O curso noturno de direito do Cesmac possibilitava aos que trabalhavam e moravam no interior bacharelar-se em direito. O perfil político-ideológico dos estudantes era conservador. A militância estudantil de esquerda tinha pouca penetração e sofria hostilidade e, no mais das vezes, ameaças. Policiais e agentes dos órgãos de informação costumavam cursar direito para ascender em suas carreiras.

As principais lideranças do curso eram o bancário Claudionor Araújo e Everaldo Patriota; ambos mantinham relações de proximidade com as lideranças do movimento estudantil mais à esquerda. É nesse contexto que aparece Jerônimo Roberto, um jovem com o perfil político-ideológico conservador, que fez oposição ao grupo que liderava o movimento estudantil no curso de direito, encabeçando uma das chapas para o diretório acadêmico. Perdeu a eleição para Everaldo Patriota.

O Brasil é redemocratizado com a eleição de Tancredo Neves e José Sarney; a Nova República torna-se uma realidade com uma nova ordem constitucional que emerge da Assembleia Nacional Constituinte em 1988. Nesse período, Jerônimo Roberto estava advogando. Anos depois, é aprovado no concurso de juiz de direito. A magistratura, que era o seu sonho de vida, passou a ser uma realidade.

Alagoas, na década de noventa, sofre a debacle política, econômica e administrativa. O Estado passou pelo processo de insolvência financeira, e dos escaninhos da segurança pública emerge uma poderosa organização criminosa que a imprensa logo denominou de Gangue Fardada, por contar com policiais e ex-policiais. Esta onipresente organização passou a operar em várias frentes, até mesmo realizando a segurança pessoal do governador, além de executar crimes de mando, cobranças de dívida para agiotas, controle do transporte alternativo etc.

A segurança pública estava completamente desestruturada; a hierarquia e a disciplina, que são os pilares das corporações militares, estavam esgarçadas. O medo não era expressão imaginária; era, talvez, o melhor conselheiro dos membros dos três poderes da República e do Ministério Público em Alagoas.

O ponto fora da curva foi o juiz Jerônimo Roberto, que ao se sentir desrespeitado na comarca de Santana do Ipanema ordenou a prisão do líder da Gangue Fardada, o então tenente-coronel Cavalcante.

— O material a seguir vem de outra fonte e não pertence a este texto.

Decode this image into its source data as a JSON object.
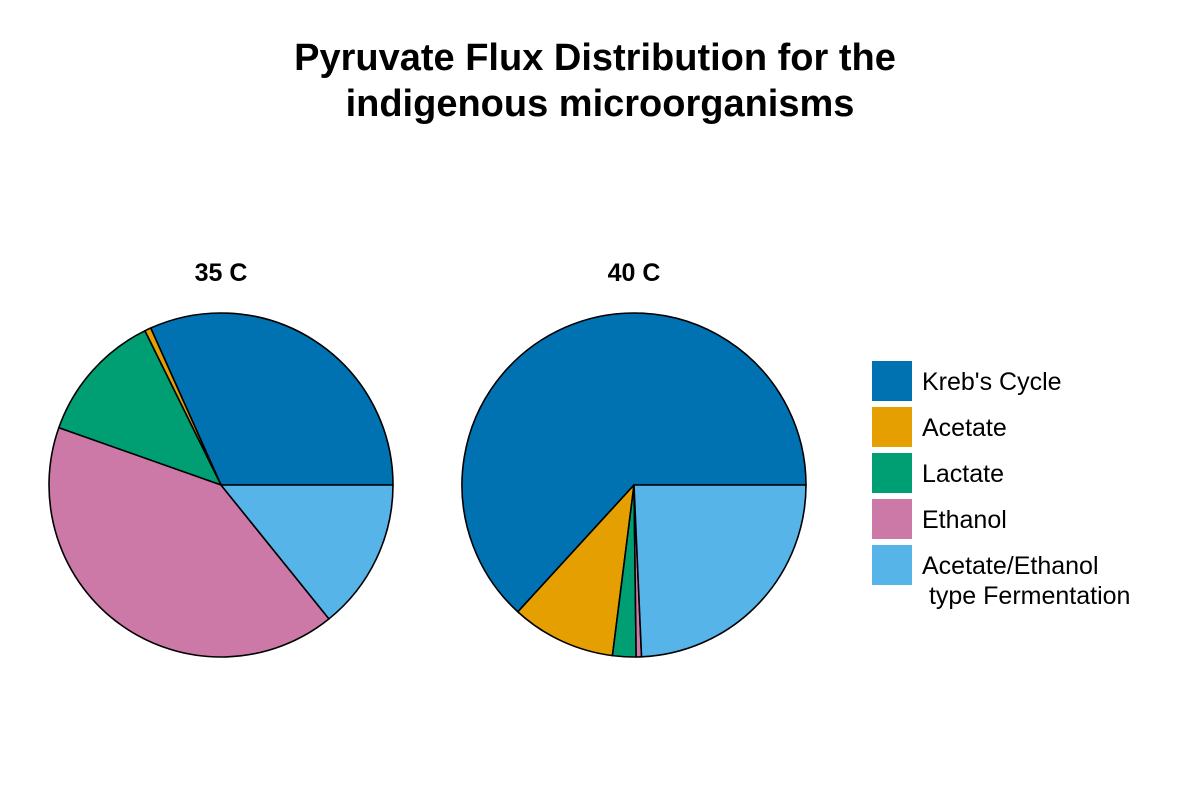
{
  "chart_data": {
    "type": "pie",
    "title_lines": [
      "Pyruvate Flux Distribution for the",
      "indigenous microorganisms"
    ],
    "categories": [
      "Kreb's Cycle",
      "Acetate",
      "Lactate",
      "Ethanol",
      "Acetate/Ethanol type Fermentation"
    ],
    "legend_lines": [
      [
        "Kreb's Cycle"
      ],
      [
        "Acetate"
      ],
      [
        "Lactate"
      ],
      [
        "Ethanol"
      ],
      [
        "Acetate/Ethanol",
        " type Fermentation"
      ]
    ],
    "colors": [
      "#0072B2",
      "#E69F00",
      "#009E73",
      "#CC79A7",
      "#56B4E9"
    ],
    "legend_position": "right",
    "pies": [
      {
        "name": "35 C",
        "values": [
          31.7,
          0.6,
          12.3,
          41.2,
          14.2
        ]
      },
      {
        "name": "40 C",
        "values": [
          63.2,
          9.8,
          2.2,
          0.5,
          24.3
        ]
      }
    ]
  }
}
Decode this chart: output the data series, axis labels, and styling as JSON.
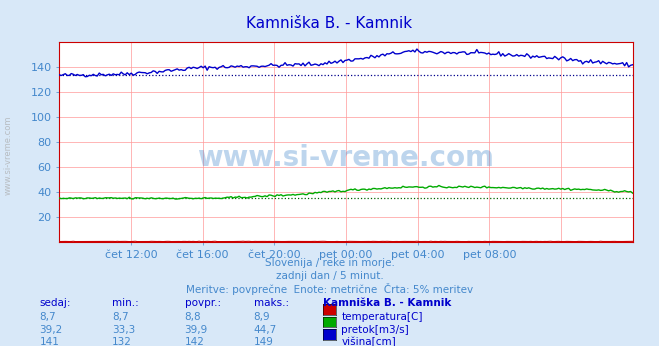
{
  "title": "Kamniška B. - Kamnik",
  "title_color": "#0000cc",
  "bg_color": "#d8e8f8",
  "plot_bg_color": "#ffffff",
  "grid_color": "#ff9999",
  "avg_line_color_blue": "#00008b",
  "avg_line_color_green": "#006400",
  "x_label_color": "#4488cc",
  "y_label_color": "#4488cc",
  "x_tick_labels": [
    "čet 12:00",
    "čet 16:00",
    "čet 20:00",
    "pet 00:00",
    "pet 04:00",
    "pet 08:00"
  ],
  "x_tick_positions": [
    0.125,
    0.25,
    0.375,
    0.5,
    0.625,
    0.75
  ],
  "ylim": [
    0,
    160
  ],
  "yticks": [
    20,
    40,
    60,
    80,
    100,
    120,
    140
  ],
  "n_points": 288,
  "blue_avg": 133,
  "green_avg": 35,
  "temperature_color": "#cc0000",
  "pretok_color": "#00aa00",
  "visina_color": "#0000cc",
  "watermark": "www.si-vreme.com",
  "subtitle1": "Slovenija / reke in morje.",
  "subtitle2": "zadnji dan / 5 minut.",
  "subtitle3": "Meritve: povprečne  Enote: metrične  Črta: 5% meritev",
  "subtitle_color": "#4488cc",
  "table_header": [
    "sedaj:",
    "min.:",
    "povpr.:",
    "maks.:",
    "Kamniška B. - Kamnik"
  ],
  "table_data": [
    [
      "8,7",
      "8,7",
      "8,8",
      "8,9",
      "temperatura[C]",
      "#cc0000"
    ],
    [
      "39,2",
      "33,3",
      "39,9",
      "44,7",
      "pretok[m3/s]",
      "#00aa00"
    ],
    [
      "141",
      "132",
      "142",
      "149",
      "višina[cm]",
      "#0000cc"
    ]
  ]
}
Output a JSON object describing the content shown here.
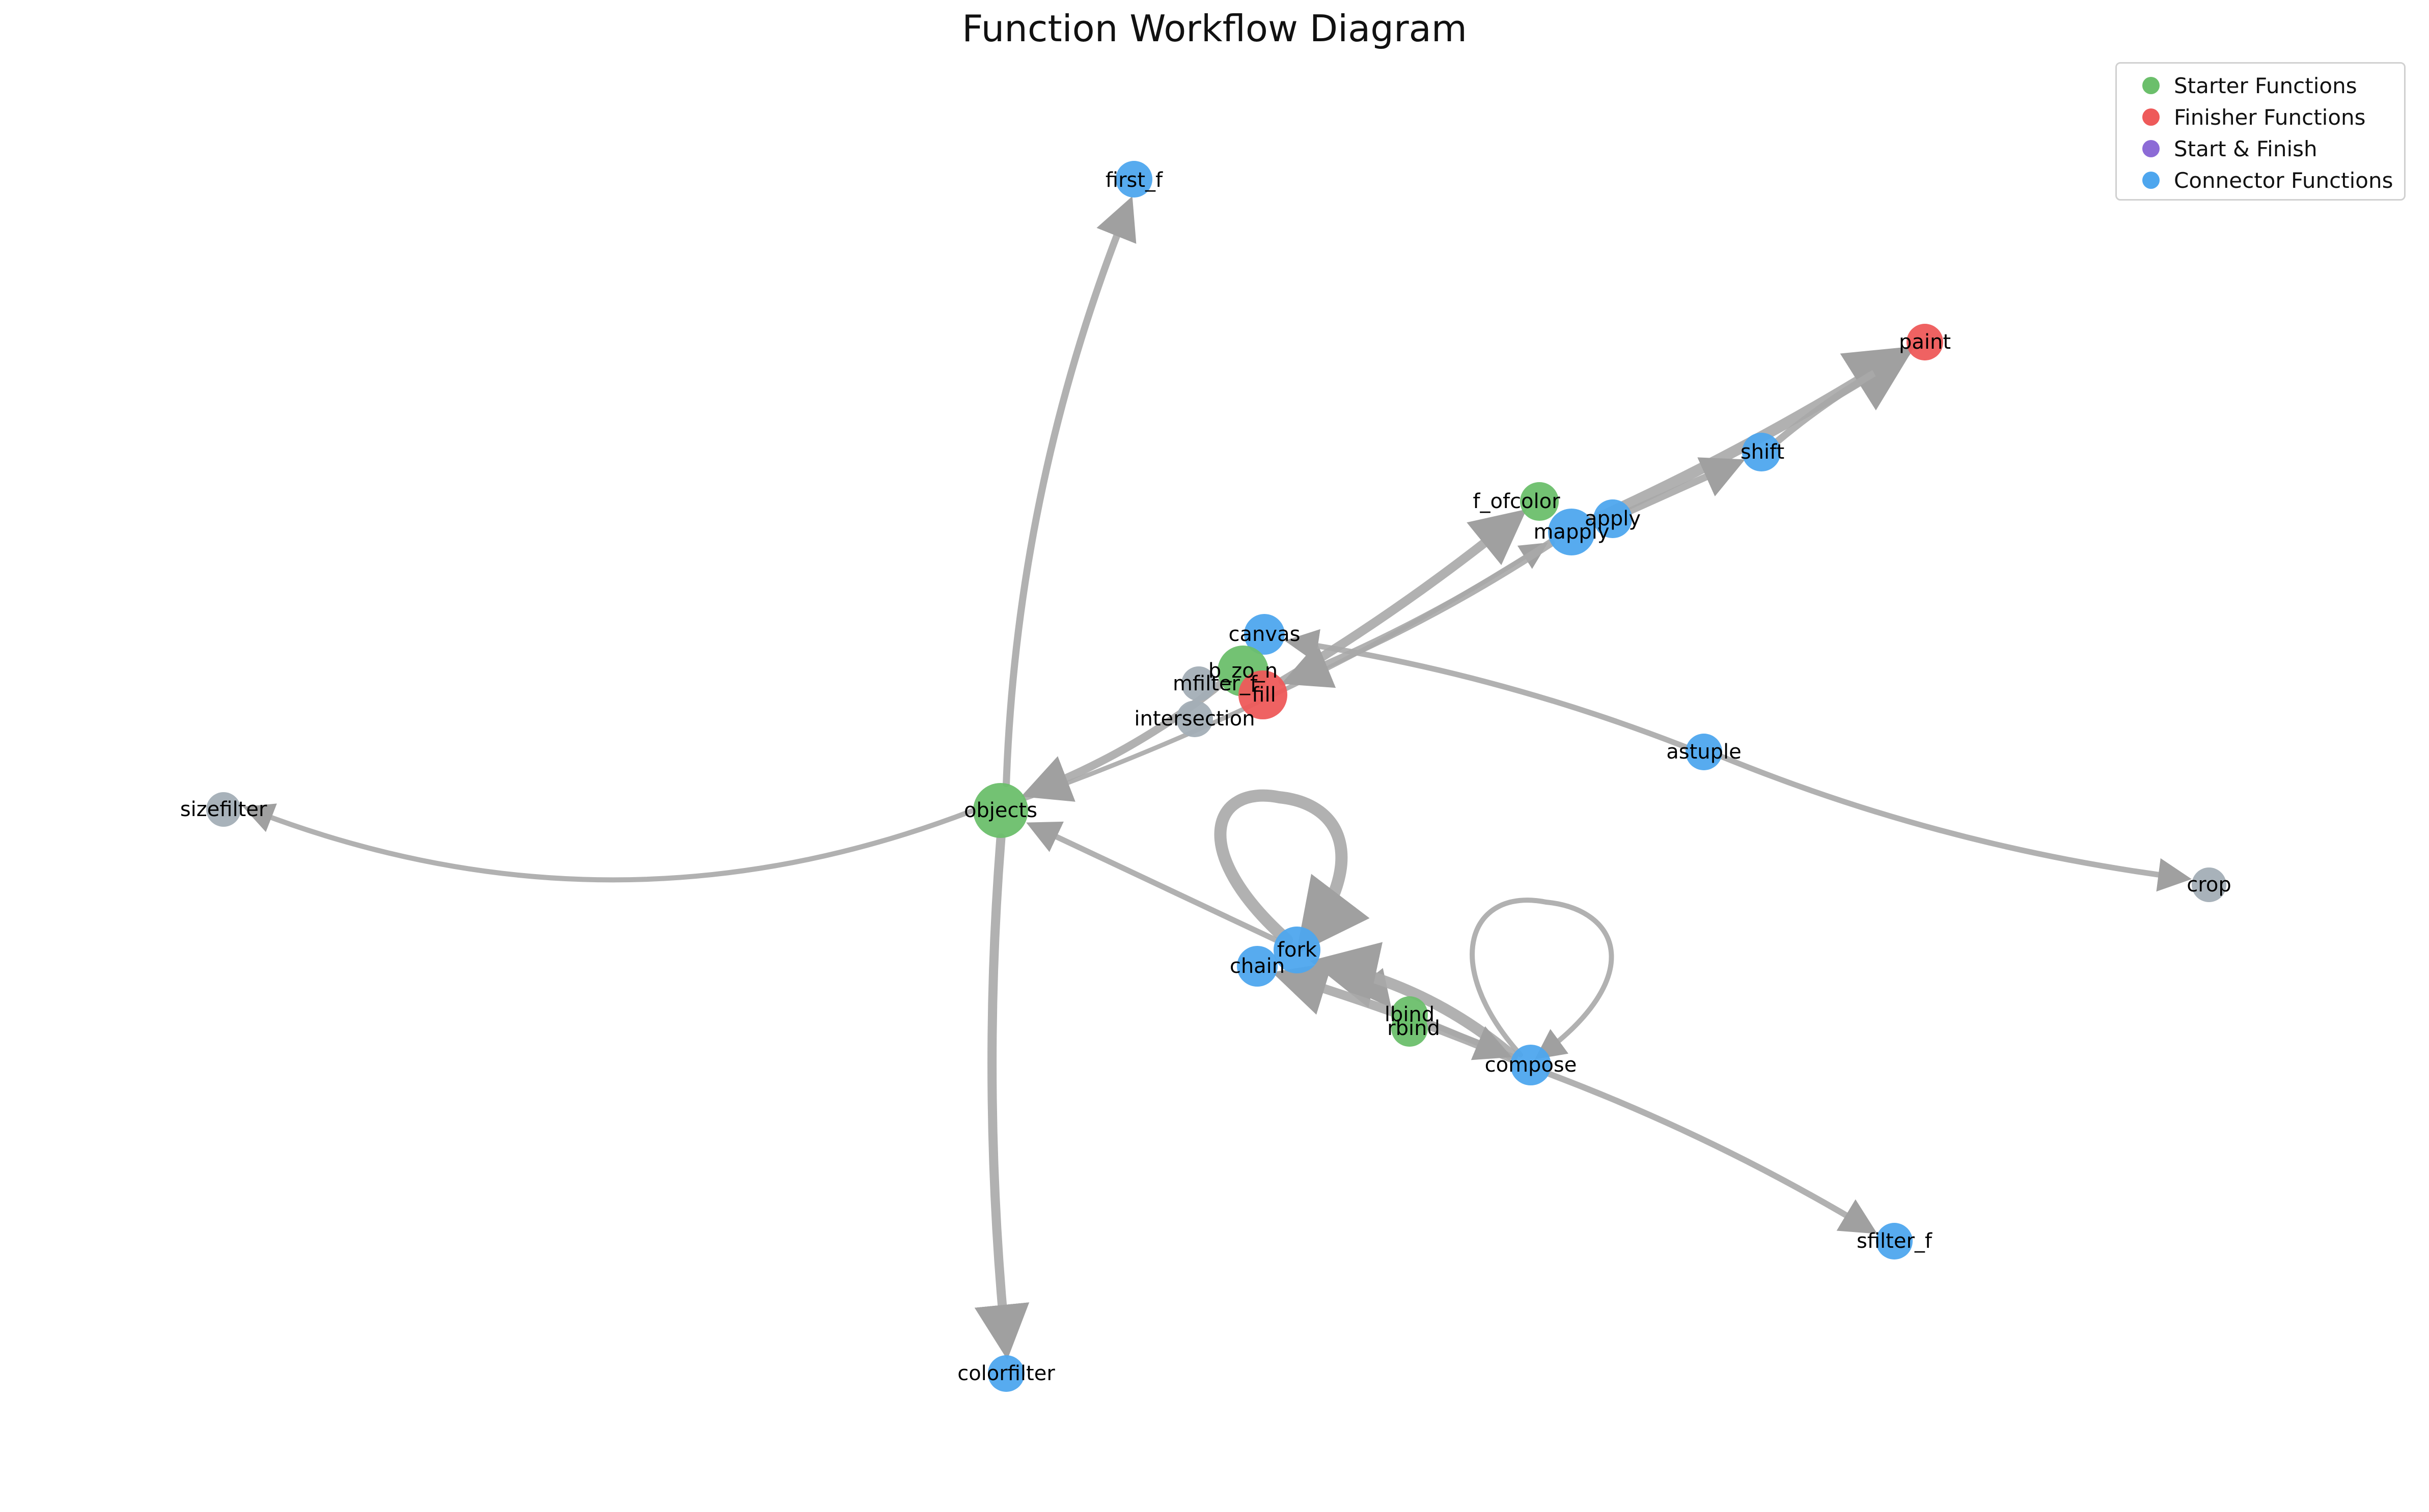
{
  "title": "Function Workflow Diagram",
  "legend": [
    {
      "key": "starter",
      "label": "Starter Functions",
      "color": "#6bbf6b"
    },
    {
      "key": "finisher",
      "label": "Finisher Functions",
      "color": "#ee5a5a"
    },
    {
      "key": "both",
      "label": "Start & Finish",
      "color": "#8c6bd6"
    },
    {
      "key": "connector",
      "label": "Connector Functions",
      "color": "#4ea6ee"
    }
  ],
  "colors": {
    "starter": "#6bbf6b",
    "finisher": "#ee5a5a",
    "both": "#8c6bd6",
    "connector": "#4ea6ee",
    "other": "#a3aeb6",
    "edge": "#a8a8a8"
  },
  "nodes": [
    {
      "id": "first_f",
      "label": "first_f",
      "category": "connector"
    },
    {
      "id": "paint",
      "label": "paint",
      "category": "finisher"
    },
    {
      "id": "shift",
      "label": "shift",
      "category": "connector"
    },
    {
      "id": "f_ofcolor",
      "label": "f_ofcolor",
      "category": "starter"
    },
    {
      "id": "apply",
      "label": "apply",
      "category": "connector"
    },
    {
      "id": "mapply",
      "label": "mapply",
      "category": "connector"
    },
    {
      "id": "canvas",
      "label": "canvas",
      "category": "connector"
    },
    {
      "id": "b_zo_n",
      "label": "b_zo_n",
      "category": "starter"
    },
    {
      "id": "mfilter_f",
      "label": "mfilter_f",
      "category": "other"
    },
    {
      "id": "fill",
      "label": "fill",
      "category": "finisher"
    },
    {
      "id": "intersection",
      "label": "intersection",
      "category": "other"
    },
    {
      "id": "astuple",
      "label": "astuple",
      "category": "connector"
    },
    {
      "id": "sizefilter",
      "label": "sizefilter",
      "category": "other"
    },
    {
      "id": "objects",
      "label": "objects",
      "category": "starter"
    },
    {
      "id": "crop",
      "label": "crop",
      "category": "other"
    },
    {
      "id": "fork",
      "label": "fork",
      "category": "connector"
    },
    {
      "id": "chain",
      "label": "chain",
      "category": "connector"
    },
    {
      "id": "lbind",
      "label": "lbind",
      "category": "starter"
    },
    {
      "id": "rbind",
      "label": "rbind",
      "category": "starter"
    },
    {
      "id": "compose",
      "label": "compose",
      "category": "connector"
    },
    {
      "id": "sfilter_f",
      "label": "sfilter_f",
      "category": "connector"
    },
    {
      "id": "colorfilter",
      "label": "colorfilter",
      "category": "connector"
    }
  ],
  "edges": [
    {
      "from": "objects",
      "to": "first_f"
    },
    {
      "from": "objects",
      "to": "sizefilter"
    },
    {
      "from": "objects",
      "to": "colorfilter"
    },
    {
      "from": "objects",
      "to": "mapply"
    },
    {
      "from": "b_zo_n",
      "to": "objects"
    },
    {
      "from": "fill",
      "to": "f_ofcolor"
    },
    {
      "from": "mapply",
      "to": "fill"
    },
    {
      "from": "mapply",
      "to": "paint"
    },
    {
      "from": "apply",
      "to": "shift"
    },
    {
      "from": "shift",
      "to": "paint"
    },
    {
      "from": "astuple",
      "to": "canvas"
    },
    {
      "from": "astuple",
      "to": "crop"
    },
    {
      "from": "fork",
      "to": "objects"
    },
    {
      "from": "fork",
      "to": "fork"
    },
    {
      "from": "fork",
      "to": "lbind"
    },
    {
      "from": "compose",
      "to": "compose"
    },
    {
      "from": "compose",
      "to": "fork"
    },
    {
      "from": "compose",
      "to": "chain"
    },
    {
      "from": "compose",
      "to": "sfilter_f"
    },
    {
      "from": "lbind",
      "to": "compose"
    }
  ]
}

Esse fato, por temerário, era impensável de acontecer no Judiciário alagoano. Muitas vezes não é suficiente para o magistrado querer fazer cumprir a lei; é necessário ter coragem pessoal. A coragem pessoal para o agente do Estado não pode ser um pré-requisito, mas uma faceta da personalidade do indivíduo. O juiz de direito Jerônimo Roberto colocou a sua cabeça a prêmio num período histórico em que o Estado estava esfacelado. Não é exagero dizer que se achava dominado por essa organização criminosa.

O Jornal 28/01/1998, p. 3

Esse ato extremamente corajoso, diria quase tresloucado, do juiz de direito Jerônimo Roberto foi um indicativo de que não haveria alternativa senão a união do Poder Judiciário e do Executivo para conter o líder da Gangue Fardada na prisão, o que de fato aconteceu. O start havia sido dado.

A história tem seus caprichos, não depende apenas de ações individuais para que ocorram mudanças significativas; a partir de um ato, outros podem ser desencadeados. É importante lembrar que se deram mobilizações sociais. A imprensa local e nacional realizou a cobertura e contribuiu para a amplificação das denúncias de violências.

A história de Alagoas tem revelado agressões ao Poder Judiciário. A mais recente vítima foi o juiz Jerônimo Roberto, que, em consequência de suas decisões funcionais, juntamente com a sua família foi obrigado a viver sob a proteção policial.

A morte prematura do juiz Jerônimo Roberto, vítima da Covid-19, me faz relembrar esses fatos históricos. O estado de Alagoas e o Poder Judiciário, em particular, por certo ainda não têm a dimensão exata desse magistrado. O reconhecimento do seu papel na História será realizado post mortem.